Only 16 percent said parents’ expectations were a barrier to going self employed. UK graduates are showing a marked interest in freelancing and self employment according to the Next Generation of Freelancers study released today by PolicyBee, an online professional insurance broker. The study of 1,002 recent graduates* found that: Over half (56 percent) of those surveyed said they had undertaken some freelancing during their studies and that 44 percent were considering freelancing or self-employment as a career option.

More support is required from universities to prepare these young entrepreneurs for their chosen career path: 62 percent of graduates said freelancing or self-employment was not discussed at all, even though it was an option for their chosen career. A further 19 percent said it was discussed but not enough information was given. The study highlights that freelance and self-employed graduates have a wealth of skills that can give them the edge over their more mature counterparts. When asked what they thought the main advantages of hiring a graduate freelancer were for an employer, respondents answered: Up to date subject knowledge (55 percent); Flexibility (50 percent). Not limited by inherited processes or systems (49 percent). Able to think outside the box (47 percent).

Kerri-Ann Hockley, who commissioned the study for PolicyBee, said: “More and more people are turning to self-employment to overcome the difficulties of our current economic situation. The study clearly shows that many graduates have an appetite for self-employment and need to make an informed decision about whether this is the right career choice for them. Universities could do more to encourage and support potential freelancers.” Will Calderbank, graduate entrepreneur and founder of Distorted Logic said: “The university careers support available to me was basic, and mainly focussed on getting an internship in my third year. I decided not to do that, fell through the gaps a little bit, and ended up with no support. In my opinion, university careers departments need to think a little less about the one-size-fits-all approach, and help students and graduates consider all the options out there.”

Nearly half (48 percent) of graduates felt disappointed by the support they received directly from their careers department in terms of preparing them for the world of work. Similarly, a third (32 percent) said they felt their faculty or academic department could have done more. West Midlands graduates champion entrepreneurship. Graduates whose hometown is in the West Midlands are the most open to the possibility of freelancing or self-employment. More graduates from this area, in comparison to other areas of the UK, freelanced during their degree (59 percent) and are more likely to consider it as a future career option. Graduates in the North West and South East are second and third most likely to consider freelancing or self-employment as part of their future career.
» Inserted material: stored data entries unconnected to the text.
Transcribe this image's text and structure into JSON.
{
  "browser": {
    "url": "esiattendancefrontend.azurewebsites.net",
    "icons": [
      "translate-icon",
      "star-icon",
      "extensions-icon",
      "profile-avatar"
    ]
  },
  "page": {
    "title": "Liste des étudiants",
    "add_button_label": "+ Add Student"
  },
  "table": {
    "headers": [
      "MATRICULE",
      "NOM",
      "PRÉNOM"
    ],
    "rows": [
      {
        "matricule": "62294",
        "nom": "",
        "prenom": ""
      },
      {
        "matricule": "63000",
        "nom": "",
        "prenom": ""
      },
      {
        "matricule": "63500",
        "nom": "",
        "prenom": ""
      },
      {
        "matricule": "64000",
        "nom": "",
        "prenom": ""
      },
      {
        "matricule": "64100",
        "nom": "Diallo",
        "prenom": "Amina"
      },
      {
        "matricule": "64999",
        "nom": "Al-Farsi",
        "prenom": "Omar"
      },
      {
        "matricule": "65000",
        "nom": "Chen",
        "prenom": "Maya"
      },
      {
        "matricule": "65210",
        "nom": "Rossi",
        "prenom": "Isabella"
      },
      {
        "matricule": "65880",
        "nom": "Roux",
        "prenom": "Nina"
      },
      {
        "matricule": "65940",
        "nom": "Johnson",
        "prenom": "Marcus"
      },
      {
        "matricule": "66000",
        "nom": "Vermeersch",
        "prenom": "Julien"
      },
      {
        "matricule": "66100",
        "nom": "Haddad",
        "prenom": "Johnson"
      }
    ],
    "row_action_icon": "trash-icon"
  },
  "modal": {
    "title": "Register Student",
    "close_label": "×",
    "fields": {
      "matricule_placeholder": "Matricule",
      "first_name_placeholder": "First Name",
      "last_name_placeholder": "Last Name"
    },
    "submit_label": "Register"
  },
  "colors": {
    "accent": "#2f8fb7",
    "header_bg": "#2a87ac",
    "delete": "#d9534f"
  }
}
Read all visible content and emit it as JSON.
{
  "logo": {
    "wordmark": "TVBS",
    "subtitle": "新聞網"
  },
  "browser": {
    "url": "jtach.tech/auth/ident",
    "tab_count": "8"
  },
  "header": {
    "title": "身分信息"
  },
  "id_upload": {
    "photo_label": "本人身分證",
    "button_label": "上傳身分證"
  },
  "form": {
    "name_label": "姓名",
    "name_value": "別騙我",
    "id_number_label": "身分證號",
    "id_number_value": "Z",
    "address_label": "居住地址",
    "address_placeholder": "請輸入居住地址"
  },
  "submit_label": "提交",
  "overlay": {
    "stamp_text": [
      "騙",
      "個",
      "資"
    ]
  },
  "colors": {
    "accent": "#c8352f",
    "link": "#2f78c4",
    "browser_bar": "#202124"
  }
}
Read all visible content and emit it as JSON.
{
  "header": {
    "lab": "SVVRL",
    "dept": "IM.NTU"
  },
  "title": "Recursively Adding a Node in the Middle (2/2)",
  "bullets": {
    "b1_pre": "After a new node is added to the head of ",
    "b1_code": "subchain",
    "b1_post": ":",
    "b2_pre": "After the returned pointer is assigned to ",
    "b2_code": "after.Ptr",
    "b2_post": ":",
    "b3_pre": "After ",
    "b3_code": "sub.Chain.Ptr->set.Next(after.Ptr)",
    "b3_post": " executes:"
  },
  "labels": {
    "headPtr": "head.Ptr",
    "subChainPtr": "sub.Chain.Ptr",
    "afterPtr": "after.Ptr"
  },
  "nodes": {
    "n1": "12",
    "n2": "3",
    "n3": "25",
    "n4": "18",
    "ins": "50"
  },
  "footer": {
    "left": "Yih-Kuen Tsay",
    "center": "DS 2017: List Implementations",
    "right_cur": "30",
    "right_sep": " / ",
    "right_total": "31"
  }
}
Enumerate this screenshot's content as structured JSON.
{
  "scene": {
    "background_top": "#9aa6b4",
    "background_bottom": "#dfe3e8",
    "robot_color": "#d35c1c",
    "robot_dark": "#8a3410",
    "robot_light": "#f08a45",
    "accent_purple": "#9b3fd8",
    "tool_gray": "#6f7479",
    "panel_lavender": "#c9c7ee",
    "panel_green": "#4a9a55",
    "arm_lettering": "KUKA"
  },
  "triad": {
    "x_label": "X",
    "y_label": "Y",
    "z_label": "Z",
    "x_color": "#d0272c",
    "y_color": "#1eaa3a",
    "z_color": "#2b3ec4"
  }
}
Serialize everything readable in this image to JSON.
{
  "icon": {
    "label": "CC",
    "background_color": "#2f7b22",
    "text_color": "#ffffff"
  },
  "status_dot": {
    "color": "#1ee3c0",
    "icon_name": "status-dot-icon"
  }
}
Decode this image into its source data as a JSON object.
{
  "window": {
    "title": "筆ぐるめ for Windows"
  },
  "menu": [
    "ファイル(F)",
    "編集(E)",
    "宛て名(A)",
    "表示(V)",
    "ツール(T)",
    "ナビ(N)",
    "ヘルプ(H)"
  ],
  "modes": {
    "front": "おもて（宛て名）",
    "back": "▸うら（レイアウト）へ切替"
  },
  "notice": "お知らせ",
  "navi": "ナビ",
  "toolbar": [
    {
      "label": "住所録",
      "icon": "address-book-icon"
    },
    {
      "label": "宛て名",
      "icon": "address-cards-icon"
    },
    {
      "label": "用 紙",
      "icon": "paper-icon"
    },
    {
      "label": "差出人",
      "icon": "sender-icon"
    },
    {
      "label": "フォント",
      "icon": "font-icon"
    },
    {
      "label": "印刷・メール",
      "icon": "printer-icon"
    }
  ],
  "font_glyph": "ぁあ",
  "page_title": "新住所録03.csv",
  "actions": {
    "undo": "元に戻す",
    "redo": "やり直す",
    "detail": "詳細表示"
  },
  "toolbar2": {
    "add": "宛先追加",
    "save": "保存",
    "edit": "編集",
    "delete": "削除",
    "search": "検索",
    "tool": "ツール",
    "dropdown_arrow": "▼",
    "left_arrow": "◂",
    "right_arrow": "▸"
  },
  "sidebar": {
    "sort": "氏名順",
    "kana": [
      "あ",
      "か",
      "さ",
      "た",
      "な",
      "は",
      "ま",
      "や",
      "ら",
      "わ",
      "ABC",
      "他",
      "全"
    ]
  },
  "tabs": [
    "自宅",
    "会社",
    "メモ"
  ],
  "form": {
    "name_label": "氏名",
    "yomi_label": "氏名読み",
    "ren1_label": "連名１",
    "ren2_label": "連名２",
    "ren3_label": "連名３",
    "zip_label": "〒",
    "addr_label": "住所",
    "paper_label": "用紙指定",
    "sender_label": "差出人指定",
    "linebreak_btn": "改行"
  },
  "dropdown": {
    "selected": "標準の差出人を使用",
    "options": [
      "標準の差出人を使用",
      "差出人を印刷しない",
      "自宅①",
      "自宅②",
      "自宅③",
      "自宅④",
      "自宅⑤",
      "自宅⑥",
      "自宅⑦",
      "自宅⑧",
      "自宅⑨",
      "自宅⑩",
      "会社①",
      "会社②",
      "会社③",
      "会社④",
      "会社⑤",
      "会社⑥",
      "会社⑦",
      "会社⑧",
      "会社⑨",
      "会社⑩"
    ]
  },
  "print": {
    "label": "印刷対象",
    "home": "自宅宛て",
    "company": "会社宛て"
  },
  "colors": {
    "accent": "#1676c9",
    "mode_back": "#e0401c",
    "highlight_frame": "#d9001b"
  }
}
Other findings from the study: The Russell Group Universities, which incorporates 24 of the more traditional and well-known institutions (such as Oxford, Cambridge, Durham, King’s College, Manchester and Bristol), are least likely to produce budding entrepreneurs, with fewer graduates here having experienced freelancing or self-employment or planning to do so in the future. Male graduates are more likely to go freelance than female graduates. Architecture and Building & Planning graduates are keen to go down this route, as are Creative Arts & Design; Language; Business & Administrative studies graduates. Kerri-Ann continued: “In the past, self-employment or freelancing were only considered options by more experienced professionals. The latest generation don’t see this as a barrier. Thanks to the changing job market and developments in technology, graduates can enjoy greater independence. They no longer need to follow conventional routes into employment if it doesn’t suit them. However, they could still benefit from more support, and universities have an important role to play in supplying this.”